La barrière à l'entrée majeure est la peur de l'échec dans un secteur où des vies humaines sont en jeu. Alta Ares a connu des échecs, mais les considère comme des étapes d'apprentissage. L'échec est acceptable tant qu'on en tire des leçons. La capacité à produire rapidement et en volume est également cruciale. Alta Ares vise à produire 500 à 1000 drones par mois d'ici la fin de l'année, mais les Ukrainiens ont besoin de 20 000 drones intercepteurs par mois. L'entreprise ambitionne d'équiper la moitié de ces drones avec son système de guidage terminal.
Les talents sont l'élément le plus critique. Alta Ares attire des ingénieurs d'entreprises américaines qui ne s'identifient plus à la politique américaine et préfèrent travailler pour la défense européenne. L'image de la défense a changé, et de plus en plus de personnes sont prêtes à y travailler, surtout sur des systèmes défensifs. Alta Ares ne fait que de la défense, protégeant l'espace aérien et les infrastructures critiques, ce qui est un facteur d'attraction pour les talents.
L'IA utilisée par Alta Ares n'est pas autonome. Il y a toujours un humain dans la boucle. L'IA fait des suggestions de cibles, mais c'est l'humain qui décide d'engager ou non. Les drones d'Alta Ares sont équipés de GPU et CPU embarqués pour traiter les images directement, sans connexion internet, ce qui réduit les risques de piratage et de brouillage. En cas de brouillage, l'IA continue de fonctionner. La miniaturisation de la vision par ordinateur est un enjeu clé.

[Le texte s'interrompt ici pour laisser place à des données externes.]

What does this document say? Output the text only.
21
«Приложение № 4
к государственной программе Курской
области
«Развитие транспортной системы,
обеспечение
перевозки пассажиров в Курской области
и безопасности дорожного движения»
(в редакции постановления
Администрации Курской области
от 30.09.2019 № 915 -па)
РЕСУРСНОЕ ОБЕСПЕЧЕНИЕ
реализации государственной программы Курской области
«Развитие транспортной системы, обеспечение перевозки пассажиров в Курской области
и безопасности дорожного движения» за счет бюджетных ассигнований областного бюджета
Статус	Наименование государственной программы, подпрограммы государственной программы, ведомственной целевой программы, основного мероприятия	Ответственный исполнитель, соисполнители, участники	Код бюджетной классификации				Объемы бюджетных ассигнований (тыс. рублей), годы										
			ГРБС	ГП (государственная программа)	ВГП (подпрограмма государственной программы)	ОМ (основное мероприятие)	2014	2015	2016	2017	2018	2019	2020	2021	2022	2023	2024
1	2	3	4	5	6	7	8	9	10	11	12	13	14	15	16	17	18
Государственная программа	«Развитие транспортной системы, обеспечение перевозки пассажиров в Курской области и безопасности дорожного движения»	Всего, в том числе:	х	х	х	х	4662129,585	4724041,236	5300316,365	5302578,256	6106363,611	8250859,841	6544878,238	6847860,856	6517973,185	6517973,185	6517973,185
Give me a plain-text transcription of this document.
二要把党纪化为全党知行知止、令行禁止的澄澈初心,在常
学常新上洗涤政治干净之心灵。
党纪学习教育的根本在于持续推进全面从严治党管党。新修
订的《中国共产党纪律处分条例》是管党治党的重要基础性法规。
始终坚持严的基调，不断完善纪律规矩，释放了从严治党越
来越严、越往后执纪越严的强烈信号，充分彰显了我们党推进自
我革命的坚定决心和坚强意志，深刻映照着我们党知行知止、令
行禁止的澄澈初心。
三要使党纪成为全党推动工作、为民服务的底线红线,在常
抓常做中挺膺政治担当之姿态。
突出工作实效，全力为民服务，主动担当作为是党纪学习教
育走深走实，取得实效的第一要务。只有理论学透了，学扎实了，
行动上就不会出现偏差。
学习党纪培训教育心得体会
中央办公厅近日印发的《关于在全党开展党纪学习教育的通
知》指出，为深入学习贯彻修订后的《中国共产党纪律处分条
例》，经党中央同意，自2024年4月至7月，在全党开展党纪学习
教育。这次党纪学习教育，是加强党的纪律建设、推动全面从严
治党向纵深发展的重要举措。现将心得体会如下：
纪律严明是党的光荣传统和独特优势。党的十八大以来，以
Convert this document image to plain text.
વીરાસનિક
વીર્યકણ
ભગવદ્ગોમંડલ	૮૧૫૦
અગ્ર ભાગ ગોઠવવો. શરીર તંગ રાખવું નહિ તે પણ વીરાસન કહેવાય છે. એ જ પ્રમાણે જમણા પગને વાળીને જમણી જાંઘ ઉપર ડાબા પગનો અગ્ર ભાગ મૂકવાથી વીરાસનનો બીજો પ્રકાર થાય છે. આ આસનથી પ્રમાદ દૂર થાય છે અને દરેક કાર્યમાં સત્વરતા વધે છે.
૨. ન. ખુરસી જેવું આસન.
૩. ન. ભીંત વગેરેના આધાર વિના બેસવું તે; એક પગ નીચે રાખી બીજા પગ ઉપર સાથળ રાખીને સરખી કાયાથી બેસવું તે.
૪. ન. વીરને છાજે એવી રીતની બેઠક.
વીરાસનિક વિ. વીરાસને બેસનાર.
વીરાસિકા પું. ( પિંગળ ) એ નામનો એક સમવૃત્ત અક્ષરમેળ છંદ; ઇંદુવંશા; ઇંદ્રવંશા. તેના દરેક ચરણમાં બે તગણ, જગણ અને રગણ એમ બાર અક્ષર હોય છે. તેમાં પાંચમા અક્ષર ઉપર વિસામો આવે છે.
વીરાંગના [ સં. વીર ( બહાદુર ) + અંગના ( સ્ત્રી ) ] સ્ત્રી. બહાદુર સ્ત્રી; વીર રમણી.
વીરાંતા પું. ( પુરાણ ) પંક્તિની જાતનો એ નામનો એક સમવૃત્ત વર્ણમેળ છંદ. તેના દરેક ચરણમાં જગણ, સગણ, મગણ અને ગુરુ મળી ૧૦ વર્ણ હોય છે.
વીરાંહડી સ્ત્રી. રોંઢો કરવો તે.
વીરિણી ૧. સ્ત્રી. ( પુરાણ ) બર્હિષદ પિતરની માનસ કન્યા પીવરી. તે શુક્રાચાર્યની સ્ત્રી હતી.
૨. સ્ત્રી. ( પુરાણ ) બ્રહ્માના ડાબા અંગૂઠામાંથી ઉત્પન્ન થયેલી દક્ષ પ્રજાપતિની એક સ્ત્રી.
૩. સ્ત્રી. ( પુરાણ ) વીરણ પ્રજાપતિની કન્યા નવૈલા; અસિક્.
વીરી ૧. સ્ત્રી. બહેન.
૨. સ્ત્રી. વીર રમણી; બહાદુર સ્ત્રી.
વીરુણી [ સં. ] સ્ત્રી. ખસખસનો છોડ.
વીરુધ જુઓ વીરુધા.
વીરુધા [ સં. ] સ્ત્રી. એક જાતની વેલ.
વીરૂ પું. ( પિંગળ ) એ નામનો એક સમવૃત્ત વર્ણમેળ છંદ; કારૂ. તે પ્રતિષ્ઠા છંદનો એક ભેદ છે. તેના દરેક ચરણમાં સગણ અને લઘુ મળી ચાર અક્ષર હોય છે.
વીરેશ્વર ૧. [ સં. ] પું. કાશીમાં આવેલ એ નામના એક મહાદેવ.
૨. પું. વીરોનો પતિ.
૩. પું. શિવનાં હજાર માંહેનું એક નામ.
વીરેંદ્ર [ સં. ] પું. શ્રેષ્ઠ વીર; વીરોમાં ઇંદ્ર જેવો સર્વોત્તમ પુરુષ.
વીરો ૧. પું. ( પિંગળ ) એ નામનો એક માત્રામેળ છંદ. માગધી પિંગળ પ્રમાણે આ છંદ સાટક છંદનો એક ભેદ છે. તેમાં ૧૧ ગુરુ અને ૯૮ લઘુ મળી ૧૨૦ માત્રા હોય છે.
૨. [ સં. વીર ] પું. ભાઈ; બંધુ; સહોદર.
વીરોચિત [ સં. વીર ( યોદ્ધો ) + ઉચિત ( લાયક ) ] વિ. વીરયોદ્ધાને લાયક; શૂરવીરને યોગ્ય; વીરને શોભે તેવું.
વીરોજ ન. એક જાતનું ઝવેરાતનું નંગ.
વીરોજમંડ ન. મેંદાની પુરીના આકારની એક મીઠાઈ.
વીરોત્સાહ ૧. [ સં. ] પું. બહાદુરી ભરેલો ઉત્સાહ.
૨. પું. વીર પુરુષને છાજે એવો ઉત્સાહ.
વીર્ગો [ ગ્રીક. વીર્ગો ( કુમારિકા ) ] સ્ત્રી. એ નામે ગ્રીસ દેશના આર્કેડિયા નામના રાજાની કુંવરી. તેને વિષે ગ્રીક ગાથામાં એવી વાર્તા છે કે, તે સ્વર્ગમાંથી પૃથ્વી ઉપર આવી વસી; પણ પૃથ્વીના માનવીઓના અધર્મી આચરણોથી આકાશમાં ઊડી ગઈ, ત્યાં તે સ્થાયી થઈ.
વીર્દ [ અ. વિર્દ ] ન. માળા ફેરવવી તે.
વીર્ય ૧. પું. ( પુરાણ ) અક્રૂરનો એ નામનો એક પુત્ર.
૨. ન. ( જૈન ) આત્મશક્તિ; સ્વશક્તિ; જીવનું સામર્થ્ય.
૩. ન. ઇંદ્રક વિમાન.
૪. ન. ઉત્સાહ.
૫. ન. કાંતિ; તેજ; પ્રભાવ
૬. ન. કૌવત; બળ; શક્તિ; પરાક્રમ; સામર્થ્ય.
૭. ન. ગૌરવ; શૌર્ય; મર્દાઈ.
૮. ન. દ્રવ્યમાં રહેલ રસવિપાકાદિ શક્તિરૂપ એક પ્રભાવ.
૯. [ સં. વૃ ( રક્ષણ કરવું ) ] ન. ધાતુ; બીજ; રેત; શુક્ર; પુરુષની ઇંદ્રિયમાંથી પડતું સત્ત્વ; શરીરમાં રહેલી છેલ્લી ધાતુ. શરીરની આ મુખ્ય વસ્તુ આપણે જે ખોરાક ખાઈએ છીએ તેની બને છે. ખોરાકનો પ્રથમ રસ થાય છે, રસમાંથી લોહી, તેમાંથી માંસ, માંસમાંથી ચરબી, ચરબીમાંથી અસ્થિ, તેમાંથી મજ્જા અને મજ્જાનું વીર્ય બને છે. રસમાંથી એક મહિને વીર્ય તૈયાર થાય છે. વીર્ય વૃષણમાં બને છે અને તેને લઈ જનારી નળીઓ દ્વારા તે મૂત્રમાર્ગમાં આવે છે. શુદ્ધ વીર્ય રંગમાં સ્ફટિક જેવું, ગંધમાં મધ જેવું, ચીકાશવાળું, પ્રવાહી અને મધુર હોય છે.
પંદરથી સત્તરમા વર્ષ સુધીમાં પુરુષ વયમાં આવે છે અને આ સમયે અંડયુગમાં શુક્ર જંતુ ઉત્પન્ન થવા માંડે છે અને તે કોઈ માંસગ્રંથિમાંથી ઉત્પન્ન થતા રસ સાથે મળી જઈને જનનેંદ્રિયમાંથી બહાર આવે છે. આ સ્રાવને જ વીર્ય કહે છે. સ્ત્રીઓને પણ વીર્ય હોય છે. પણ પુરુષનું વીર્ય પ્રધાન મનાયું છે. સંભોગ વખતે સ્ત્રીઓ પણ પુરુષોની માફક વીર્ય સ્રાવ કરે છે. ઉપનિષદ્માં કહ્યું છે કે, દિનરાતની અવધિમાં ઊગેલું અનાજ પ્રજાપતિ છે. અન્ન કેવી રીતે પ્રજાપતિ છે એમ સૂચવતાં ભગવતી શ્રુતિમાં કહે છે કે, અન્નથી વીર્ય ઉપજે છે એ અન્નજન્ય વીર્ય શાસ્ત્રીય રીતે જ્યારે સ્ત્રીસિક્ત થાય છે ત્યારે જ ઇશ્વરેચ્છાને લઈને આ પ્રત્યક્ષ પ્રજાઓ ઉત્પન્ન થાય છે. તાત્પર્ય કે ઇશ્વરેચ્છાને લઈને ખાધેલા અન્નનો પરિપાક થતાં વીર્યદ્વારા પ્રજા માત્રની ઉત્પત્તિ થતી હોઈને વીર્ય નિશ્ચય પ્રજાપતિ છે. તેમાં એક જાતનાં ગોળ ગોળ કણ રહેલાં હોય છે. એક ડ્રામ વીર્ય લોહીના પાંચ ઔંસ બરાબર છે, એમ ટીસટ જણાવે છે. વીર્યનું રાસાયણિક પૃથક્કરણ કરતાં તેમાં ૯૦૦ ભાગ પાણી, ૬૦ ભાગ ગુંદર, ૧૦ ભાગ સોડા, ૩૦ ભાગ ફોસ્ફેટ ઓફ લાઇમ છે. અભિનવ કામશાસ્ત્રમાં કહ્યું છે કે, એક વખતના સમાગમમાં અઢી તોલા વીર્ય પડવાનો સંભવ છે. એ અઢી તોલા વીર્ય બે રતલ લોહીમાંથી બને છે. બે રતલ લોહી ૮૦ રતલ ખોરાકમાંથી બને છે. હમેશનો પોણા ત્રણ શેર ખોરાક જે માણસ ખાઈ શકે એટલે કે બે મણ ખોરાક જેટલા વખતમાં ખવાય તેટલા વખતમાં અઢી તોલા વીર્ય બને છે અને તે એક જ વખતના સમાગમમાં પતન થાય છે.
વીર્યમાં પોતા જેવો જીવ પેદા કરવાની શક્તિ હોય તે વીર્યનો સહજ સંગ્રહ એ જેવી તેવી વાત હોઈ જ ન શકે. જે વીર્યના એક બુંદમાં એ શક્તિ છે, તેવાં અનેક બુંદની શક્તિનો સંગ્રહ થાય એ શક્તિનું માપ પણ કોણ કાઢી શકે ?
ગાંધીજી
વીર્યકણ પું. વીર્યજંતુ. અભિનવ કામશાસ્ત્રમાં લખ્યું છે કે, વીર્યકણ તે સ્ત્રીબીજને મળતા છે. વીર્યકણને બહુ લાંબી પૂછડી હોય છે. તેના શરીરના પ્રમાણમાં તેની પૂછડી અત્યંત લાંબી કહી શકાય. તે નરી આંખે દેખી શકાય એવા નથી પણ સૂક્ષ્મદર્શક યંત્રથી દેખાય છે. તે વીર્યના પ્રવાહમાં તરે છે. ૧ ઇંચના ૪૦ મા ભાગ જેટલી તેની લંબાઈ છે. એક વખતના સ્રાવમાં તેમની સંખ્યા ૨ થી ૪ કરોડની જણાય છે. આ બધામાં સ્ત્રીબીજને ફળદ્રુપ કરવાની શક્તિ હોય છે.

La France et l'Europe doivent développer leur propre Base Industrielle Technologique de Défense (BITD) pour s'émanciper des États-Unis. L'écosystème européen est riche en talents. La coopération avec des entreprises établies comme Thales est essentielle, car leurs forces complètent celles des startups.
Les alliances sont cruciales. La France joue un rôle moteur dans la défense européenne, notamment avec la Pologne, un allié historique. Le traité de Nancy vise à renforcer la coopération de défense et le partage du parapluie nucléaire français avec la Pologne. Les pays sans armes nucléaires, comme l'Allemagne et la Pologne, peuvent investir davantage dans d'autres systèmes de défense. Le gouvernement français soutient la BITD par des commandes et des partenariats d'innovation avec la DGA (Direction Générale de l'Armement).
Adrien Caner, malgré son parcours d'avocat, est crédible grâce à la rigueur de ses études de droit et à sa capacité à comprendre les besoins des ingénieurs et des utilisateurs. Il passe beaucoup de temps sur le terrain avec les militaires, même dans des zones dangereuses. Le syndrome de l'imposteur s'est estompé avec l'expérience et l'humilité.
Le point de bascule pour la création d'Alta Ares a eu lieu à Zaporijia, où Adrien et ses associés ont constaté un "trou capacitaire" face aux attaques de drones Shahed. Ils ont vu des militaires ukrainiens surveiller manuellement des écrans de drones et ont eu l'idée d'utiliser l'IA pour automatiser la détection. Leur premier logiciel, Gamma, a permis de raccourcir la "kill chain" (le temps entre la détection et le tir). Ensuite, ils ont intégré la fusion de données radar et optique pour le guidage terminal.
Aujourd'hui, la guerre est de plus en plus déshumanisée, avec des robots s'affrontant. La ligne de front s'est vidée d'humains et est occupée par des robots terrestres et aériens pour l'observation et la logistique. L'objectif est de réduire les pertes humaines au maximum. Cependant, la question de la décision finale reste humaine. L'IA ne tue pas de manière autonome, il y a toujours un humain dans la boucle.
La technologie peut réduire les pertes civiles en augmentant la précision des systèmes de défense. La France, par exemple, investit massivement pour s'assurer qu'il n'y ait pas de civils à proximité des cibles lors de ses opérations.